Has the Arab Spring Peaked?

Has the Arab Spring Peaked?

Revolution: going out of season.

The outbreak of the popular uprisings in the Middle East was unpredictable—regarding their timing, not regarding the underlying conditions that had been present for some time and that have powered the expressions of discontent. Once begun, much else about the wave of dissent and unrest has been uncertain: how far it would extend, and how much political change it will leave in its wake. But a couple of other observations about this region-wide phenomenon can be made with more confidence.

One is that the uprisings will not last indefinitely. No season goes on forever, and that is true of the Arab Spring. Even very discontented people do not revolt permanently; they eventually get too fatigued. Regimes get fatigued, too, of course. Which fatigue curve is steeper helps to determine whether an uprising results in significant political change. So the same phenomenon that we have seen grow since it started five months ago will also subside. At some time it will peak.

Another observation is that whenever the peak occurs, it will be difficult to recognize at the time. The regional revolt has no clear and simple real-time metric. This problem of interpretation and analysis arises with other phenomena as well. It often is unclear, for example, when a professional athlete has reached his peak. When a pro golfer goes for a long time without winning a tournament, is he past his peak or only in a slump? Major highs and lows in the stock market are even harder to recognize at the time. (If I could recognize them, I would have retired some time ago to manage my wealth.)

Looking at the most recent month or so of the Arab Spring, it is reasonable to start asking questions about peaks versus mere slumps. Plenty of action is still taking place, of course, mainly in three places: a civil war in Libya, the beginnings of an even more complicated civil war in Yemen, and protest being met with harsh repression in Syria. And given where things were left when Hosni Mubarak departed, we can expect in Egypt either more political change or more protest about the insufficiency of change. But lately poplar revolt has not been spreading. Places that earlier in the year looked as if they were on the verge of catching the contagion, such as Jordan or Saudi Arabia, seem to have escaped it.

And most recently one place that did catch it has taken a step back toward normalcy. Bahrain has ended martial law. One must quickly caveat the significance of this. Protests in Bahrain are by no means over, and the regime is not exactly relaxing (Saudi troops are still there). The regime also has economic and other reasons to promote an impression of normalcy that runs ahead of the reality. (One immediate objective is to get the promoters of a canceled Formula One auto race that was supposed to have taken place in Bahrain in March to reschedule the race.) Nonetheless, the lifting of emergency rule is hardly trivial, and it is a step normally associated with the subsiding of revolt rather than the escalation of it. It is a momentum-breaker, or at least could be seen as such.

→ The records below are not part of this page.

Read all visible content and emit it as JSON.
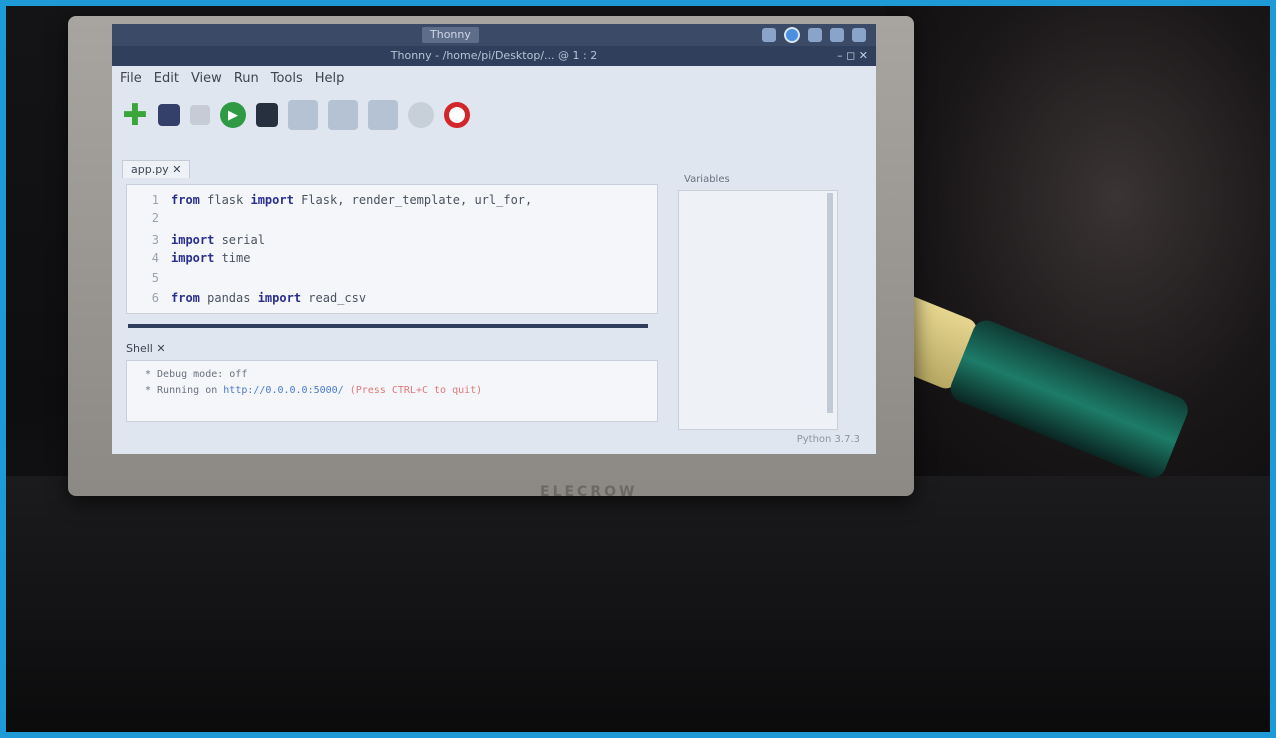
{
  "taskbar": {
    "thonny_button": "Thonny"
  },
  "titlebar": {
    "title": "Thonny  -  /home/pi/Desktop/...  @  1 : 2",
    "controls": "– ◻ ✕"
  },
  "menubar": {
    "items": [
      "File",
      "Edit",
      "View",
      "Run",
      "Tools",
      "Help"
    ]
  },
  "toolbar": {
    "run_glyph": "▶"
  },
  "editor": {
    "tab_label": "app.py",
    "lines": [
      {
        "n": "1",
        "kw": "from",
        "rest": " flask ",
        "kw2": "import",
        "rest2": " Flask, render_template, url_for,"
      },
      {
        "n": "2",
        "kw": "",
        "rest": "",
        "kw2": "",
        "rest2": ""
      },
      {
        "n": "3",
        "kw": "import",
        "rest": " serial",
        "kw2": "",
        "rest2": ""
      },
      {
        "n": "4",
        "kw": "import",
        "rest": " time",
        "kw2": "",
        "rest2": ""
      },
      {
        "n": "5",
        "kw": "",
        "rest": "",
        "kw2": "",
        "rest2": ""
      },
      {
        "n": "6",
        "kw": "from",
        "rest": " pandas ",
        "kw2": "import",
        "rest2": " read_csv"
      }
    ]
  },
  "shell": {
    "tab_label": "Shell",
    "line1": "* Debug mode: off",
    "line2_prefix": "* Running on ",
    "line2_url": "http://0.0.0.0:5000/",
    "line2_suffix": " (Press CTRL+C to quit)"
  },
  "side_panel": {
    "tab_label": "Variables"
  },
  "status": {
    "text": "Python 3.7.3"
  },
  "monitor": {
    "brand": "ELECROW"
  }
}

Another factor making it difficult to identify which part of the curve of the Arab Spring we are at right now is the uncertainty of what the region will look like when the entire curve is done. Unlike with the pro golfer, whose skills we can be certain will eventually degrade to where he never can win any more tournaments, we don't know what the end state of the Arab Spring will be. The situation in the Middle East is even unlike the East European revolts at the end of the 1980s, which were tied together by the common thread of Soviet domination.

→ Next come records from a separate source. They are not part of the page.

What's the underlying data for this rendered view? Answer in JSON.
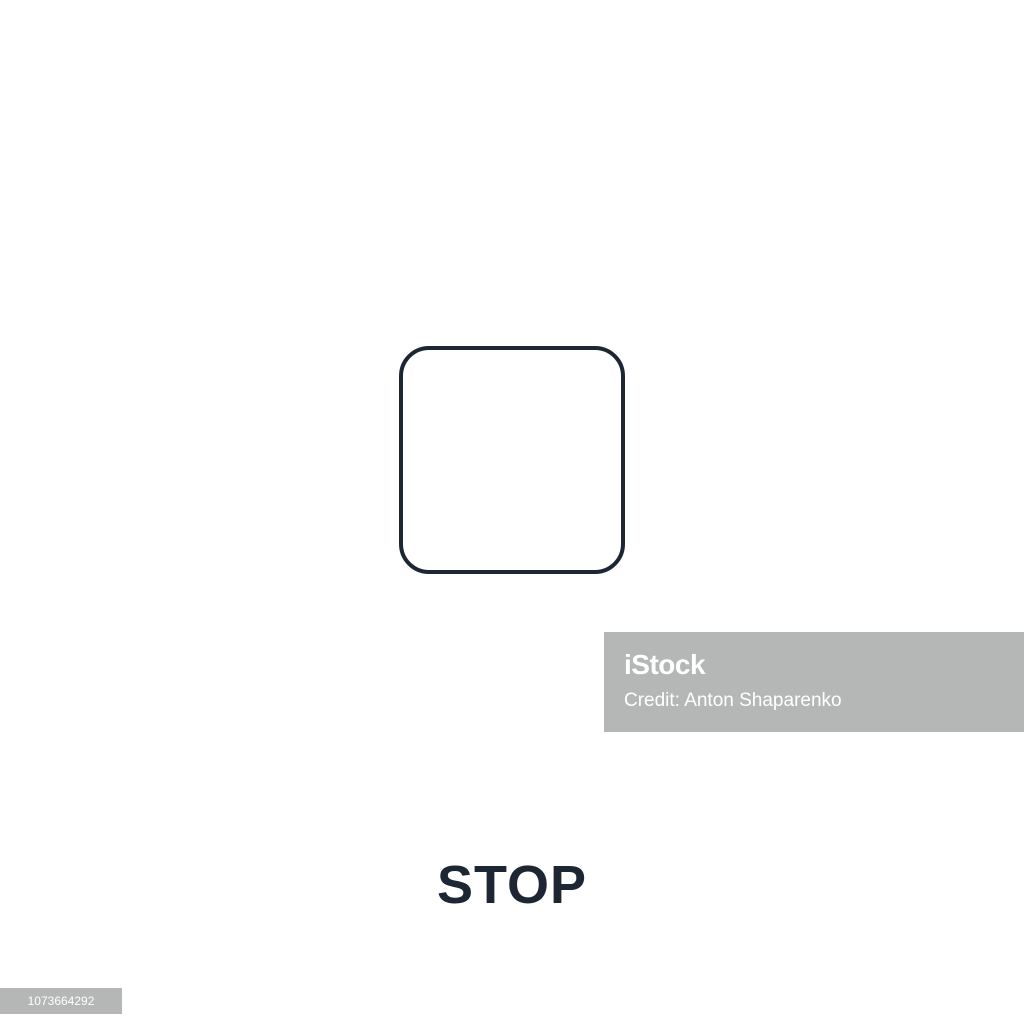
{
  "icon": {
    "name": "stop-icon",
    "stroke_color": "#1c2733"
  },
  "label": {
    "text": "STOP",
    "color": "#1c2733"
  },
  "watermark": {
    "brand": "iStock",
    "credit": "Credit: Anton Shaparenko",
    "background": "#b4b7b6"
  },
  "stock_id": {
    "text": "1073664292"
  }
}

A more apt comparison is with the European revolutions of 1848, which like the Arab Spring involved diverse, mutually stimulating, uprisings across a region. One aspect of the 1848 events worth noting is that they resulted in inconsistent, and from the revolutionaries' viewpoint mostly disappointing, political change. A monarchy in France was overthrown in favor of the short-lived Second Republic, and peasant serfs in the Austrian Empire found some new freedoms, but other than that the yield was meager. Another aspect to note is that the uprisings, although significant enough in intensity and scope to warrant a major place in the history books, had pretty much run their course in the space of a year. And this was before the event-accelerating effects of social networks and other modern electronic media. Overlay the timeline of 2011 on that of 1848 and it is reasonable to ask whether we are getting close to halfway through this thing.

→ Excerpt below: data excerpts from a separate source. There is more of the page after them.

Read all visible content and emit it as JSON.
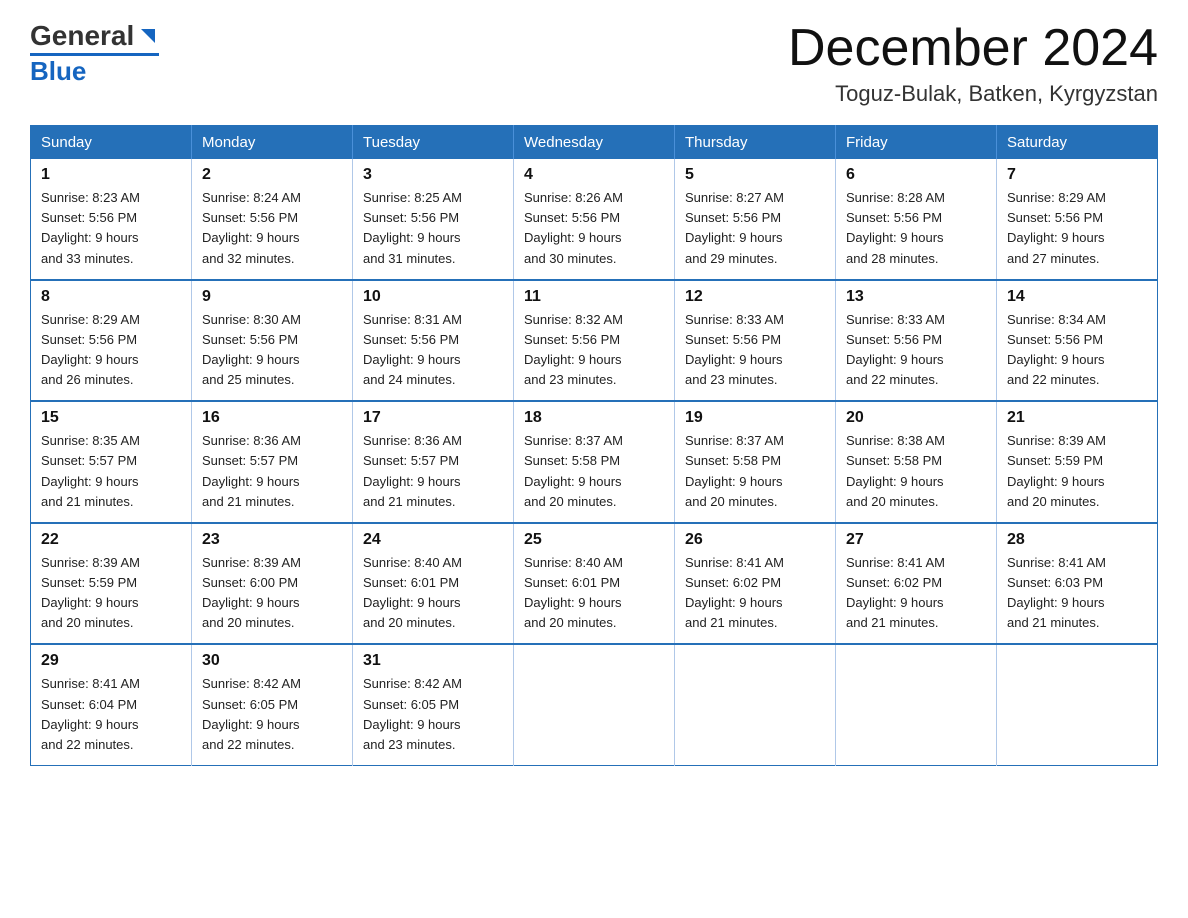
{
  "header": {
    "logo": {
      "general": "General",
      "blue": "Blue",
      "arrow": "▶"
    },
    "title": "December 2024",
    "subtitle": "Toguz-Bulak, Batken, Kyrgyzstan"
  },
  "calendar": {
    "days_of_week": [
      "Sunday",
      "Monday",
      "Tuesday",
      "Wednesday",
      "Thursday",
      "Friday",
      "Saturday"
    ],
    "weeks": [
      [
        {
          "day": "1",
          "sunrise": "8:23 AM",
          "sunset": "5:56 PM",
          "daylight": "9 hours and 33 minutes."
        },
        {
          "day": "2",
          "sunrise": "8:24 AM",
          "sunset": "5:56 PM",
          "daylight": "9 hours and 32 minutes."
        },
        {
          "day": "3",
          "sunrise": "8:25 AM",
          "sunset": "5:56 PM",
          "daylight": "9 hours and 31 minutes."
        },
        {
          "day": "4",
          "sunrise": "8:26 AM",
          "sunset": "5:56 PM",
          "daylight": "9 hours and 30 minutes."
        },
        {
          "day": "5",
          "sunrise": "8:27 AM",
          "sunset": "5:56 PM",
          "daylight": "9 hours and 29 minutes."
        },
        {
          "day": "6",
          "sunrise": "8:28 AM",
          "sunset": "5:56 PM",
          "daylight": "9 hours and 28 minutes."
        },
        {
          "day": "7",
          "sunrise": "8:29 AM",
          "sunset": "5:56 PM",
          "daylight": "9 hours and 27 minutes."
        }
      ],
      [
        {
          "day": "8",
          "sunrise": "8:29 AM",
          "sunset": "5:56 PM",
          "daylight": "9 hours and 26 minutes."
        },
        {
          "day": "9",
          "sunrise": "8:30 AM",
          "sunset": "5:56 PM",
          "daylight": "9 hours and 25 minutes."
        },
        {
          "day": "10",
          "sunrise": "8:31 AM",
          "sunset": "5:56 PM",
          "daylight": "9 hours and 24 minutes."
        },
        {
          "day": "11",
          "sunrise": "8:32 AM",
          "sunset": "5:56 PM",
          "daylight": "9 hours and 23 minutes."
        },
        {
          "day": "12",
          "sunrise": "8:33 AM",
          "sunset": "5:56 PM",
          "daylight": "9 hours and 23 minutes."
        },
        {
          "day": "13",
          "sunrise": "8:33 AM",
          "sunset": "5:56 PM",
          "daylight": "9 hours and 22 minutes."
        },
        {
          "day": "14",
          "sunrise": "8:34 AM",
          "sunset": "5:56 PM",
          "daylight": "9 hours and 22 minutes."
        }
      ],
      [
        {
          "day": "15",
          "sunrise": "8:35 AM",
          "sunset": "5:57 PM",
          "daylight": "9 hours and 21 minutes."
        },
        {
          "day": "16",
          "sunrise": "8:36 AM",
          "sunset": "5:57 PM",
          "daylight": "9 hours and 21 minutes."
        },
        {
          "day": "17",
          "sunrise": "8:36 AM",
          "sunset": "5:57 PM",
          "daylight": "9 hours and 21 minutes."
        },
        {
          "day": "18",
          "sunrise": "8:37 AM",
          "sunset": "5:58 PM",
          "daylight": "9 hours and 20 minutes."
        },
        {
          "day": "19",
          "sunrise": "8:37 AM",
          "sunset": "5:58 PM",
          "daylight": "9 hours and 20 minutes."
        },
        {
          "day": "20",
          "sunrise": "8:38 AM",
          "sunset": "5:58 PM",
          "daylight": "9 hours and 20 minutes."
        },
        {
          "day": "21",
          "sunrise": "8:39 AM",
          "sunset": "5:59 PM",
          "daylight": "9 hours and 20 minutes."
        }
      ],
      [
        {
          "day": "22",
          "sunrise": "8:39 AM",
          "sunset": "5:59 PM",
          "daylight": "9 hours and 20 minutes."
        },
        {
          "day": "23",
          "sunrise": "8:39 AM",
          "sunset": "6:00 PM",
          "daylight": "9 hours and 20 minutes."
        },
        {
          "day": "24",
          "sunrise": "8:40 AM",
          "sunset": "6:01 PM",
          "daylight": "9 hours and 20 minutes."
        },
        {
          "day": "25",
          "sunrise": "8:40 AM",
          "sunset": "6:01 PM",
          "daylight": "9 hours and 20 minutes."
        },
        {
          "day": "26",
          "sunrise": "8:41 AM",
          "sunset": "6:02 PM",
          "daylight": "9 hours and 21 minutes."
        },
        {
          "day": "27",
          "sunrise": "8:41 AM",
          "sunset": "6:02 PM",
          "daylight": "9 hours and 21 minutes."
        },
        {
          "day": "28",
          "sunrise": "8:41 AM",
          "sunset": "6:03 PM",
          "daylight": "9 hours and 21 minutes."
        }
      ],
      [
        {
          "day": "29",
          "sunrise": "8:41 AM",
          "sunset": "6:04 PM",
          "daylight": "9 hours and 22 minutes."
        },
        {
          "day": "30",
          "sunrise": "8:42 AM",
          "sunset": "6:05 PM",
          "daylight": "9 hours and 22 minutes."
        },
        {
          "day": "31",
          "sunrise": "8:42 AM",
          "sunset": "6:05 PM",
          "daylight": "9 hours and 23 minutes."
        },
        null,
        null,
        null,
        null
      ]
    ],
    "labels": {
      "sunrise": "Sunrise:",
      "sunset": "Sunset:",
      "daylight": "Daylight:"
    }
  }
}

It would be foolhardy to declare that we are and that we have seen the peak of the Arab Spring, but it would be foolish not to admit the possibility that might be the case. Prudent policy, which has required being on the right side of history as the rebellions have ramped up, also requires adapting to events as they ramp down, especially if the political results are varied and disappointing and underlying grievances remain unresolved. And we may have to start doing that sooner than most realize.